Posted on 4/1/24 at 1:11 pm to
Posted by Athanatos
Baton Rouge
Member since Sep 2010
8141 posts
Posted on 4/1/24 at 1:11 pm to
I don’t think that looking at people who simply have law degrees is enough. You need to evaluate positions that require the use of a law degree. I would be shocked to find a significant number of practicing Louisiana attorneys working in the private sector for less than $100k a year after ten years of practice.

Even a small town lawyer with his own firm billing at $150/hour would easily hit that billing 1500 hours a year.
Posted by Ace Midnight
Between sanity and madness
Member since Dec 2006
89622 posts
Posted on 4/1/24 at 1:25 pm to
quote:

Even a small town lawyer with his own firm billing at $150/hour would easily hit that billing 1500 hours a year.


That's not the way it works. Assume a non-BR or New Orleans defense firm. Bill 1500 at $150. That's $225k, right? A full third of that goes right to overhead. If an associate, another 1/3 goes to the partners. Now, the partners (again, assume 6 or 7 out of 20 attorneys) will get a third of their own receipts, maybe at a little bump in rate, plus the profit sharing. Associates might get a bonus for getting over $225k (assuming your numbers and it fits the business model). So you have about 14 associates in this hypothetical firm making $100k or less.

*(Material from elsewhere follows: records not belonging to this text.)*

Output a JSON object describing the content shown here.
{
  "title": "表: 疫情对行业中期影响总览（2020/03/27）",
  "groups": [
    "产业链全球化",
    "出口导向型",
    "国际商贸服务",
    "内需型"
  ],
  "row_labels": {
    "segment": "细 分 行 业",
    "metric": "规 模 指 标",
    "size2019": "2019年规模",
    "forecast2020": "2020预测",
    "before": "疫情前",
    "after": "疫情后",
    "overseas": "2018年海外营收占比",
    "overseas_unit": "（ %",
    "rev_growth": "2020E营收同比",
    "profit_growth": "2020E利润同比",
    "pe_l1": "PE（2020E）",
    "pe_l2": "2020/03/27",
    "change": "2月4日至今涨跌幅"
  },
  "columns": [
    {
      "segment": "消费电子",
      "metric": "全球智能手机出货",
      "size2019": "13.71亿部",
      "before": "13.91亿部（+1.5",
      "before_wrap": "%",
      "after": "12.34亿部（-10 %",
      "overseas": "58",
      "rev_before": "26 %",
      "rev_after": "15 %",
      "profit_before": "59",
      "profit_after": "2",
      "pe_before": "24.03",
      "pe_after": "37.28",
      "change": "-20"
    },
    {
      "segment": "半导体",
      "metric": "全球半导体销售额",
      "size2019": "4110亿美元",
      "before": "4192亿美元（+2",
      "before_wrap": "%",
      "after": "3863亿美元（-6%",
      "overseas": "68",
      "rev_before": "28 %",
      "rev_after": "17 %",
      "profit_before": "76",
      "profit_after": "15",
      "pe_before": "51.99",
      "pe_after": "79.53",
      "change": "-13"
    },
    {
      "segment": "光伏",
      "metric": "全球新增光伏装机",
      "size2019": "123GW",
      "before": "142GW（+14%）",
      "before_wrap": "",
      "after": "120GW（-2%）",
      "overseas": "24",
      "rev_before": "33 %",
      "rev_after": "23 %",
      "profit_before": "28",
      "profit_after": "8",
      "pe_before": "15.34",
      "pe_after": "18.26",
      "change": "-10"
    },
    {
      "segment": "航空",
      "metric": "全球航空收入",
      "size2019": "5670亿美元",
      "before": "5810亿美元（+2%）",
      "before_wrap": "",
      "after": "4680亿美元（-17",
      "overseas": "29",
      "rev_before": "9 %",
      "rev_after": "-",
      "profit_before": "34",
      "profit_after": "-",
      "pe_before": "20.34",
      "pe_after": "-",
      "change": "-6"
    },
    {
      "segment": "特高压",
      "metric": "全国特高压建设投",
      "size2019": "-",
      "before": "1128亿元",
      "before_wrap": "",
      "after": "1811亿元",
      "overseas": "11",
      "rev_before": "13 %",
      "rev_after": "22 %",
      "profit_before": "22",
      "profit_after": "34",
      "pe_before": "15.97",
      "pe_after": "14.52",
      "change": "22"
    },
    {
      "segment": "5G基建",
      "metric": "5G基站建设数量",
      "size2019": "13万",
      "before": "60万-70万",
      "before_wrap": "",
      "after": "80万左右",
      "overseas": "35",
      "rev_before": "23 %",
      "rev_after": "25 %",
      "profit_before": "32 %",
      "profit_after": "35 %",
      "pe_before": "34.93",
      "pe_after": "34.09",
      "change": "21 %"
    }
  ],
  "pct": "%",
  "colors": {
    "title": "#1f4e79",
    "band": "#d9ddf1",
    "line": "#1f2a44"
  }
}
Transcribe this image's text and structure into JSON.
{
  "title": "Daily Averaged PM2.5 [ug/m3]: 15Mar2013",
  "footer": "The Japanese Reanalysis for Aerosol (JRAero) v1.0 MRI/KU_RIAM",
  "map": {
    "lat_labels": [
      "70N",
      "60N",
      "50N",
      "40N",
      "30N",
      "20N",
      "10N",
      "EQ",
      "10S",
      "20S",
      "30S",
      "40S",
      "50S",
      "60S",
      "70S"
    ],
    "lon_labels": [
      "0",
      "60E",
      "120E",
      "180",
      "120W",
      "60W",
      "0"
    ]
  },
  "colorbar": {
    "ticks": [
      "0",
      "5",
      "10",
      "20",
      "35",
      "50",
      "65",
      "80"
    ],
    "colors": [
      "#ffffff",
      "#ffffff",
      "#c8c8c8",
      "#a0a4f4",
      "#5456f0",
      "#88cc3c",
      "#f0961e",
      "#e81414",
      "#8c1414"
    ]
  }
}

ETA Your comment was a solo firm billing $150. Sorry to have gotten into firm economics. Assuming the attorney runs a very lean operation, rent, staff, Westlaw, insurance, etc., are going to bite off 40% of receipts ... easily. And, assuming this is mainly domestic or other boutique practice, business and getting bills paid will present unique challenges. My firm economics from above are the majority of billable firms, ie insurance defense.
This post was edited on 4/1/24 at 1:47 pm
Posted by SlowFlowPro
Simple Solutions to Complex Probs
Member since Jan 2004
423547 posts
Posted on 4/1/24 at 2:10 pm to
quote:

Even a small town lawyer with his own firm billing at $150/hour would easily hit that billing 1500 hours a year.

That's 225k gross.

For a small town attorney to bill 1500, you're likely looking at a receptionist and secretary/paralegal. Assuming he's not shady and doesn't make them ICs, that's 70-90k in terms of salary, employer taxes, WC, etc.

Right there with no overhead, you're at 135-150k.

Then there is malpractice (3k), rent (12-30k), supplies, CLEs, equipment, etc.

That's also assuming you're paid 100% on those 1500 hours and I would imagine actual collection for a small firm would turn 1500 billed hours into 1200-1300 paid hours in the best year.

*ETA: 1500 hours/year is also generous. I made a comment in a CLE a year or 2 ago that the city of Jennings has almost no lawyers who are not taking government money (DA salary, PD salary, PD contract, judge, etc.) to survive.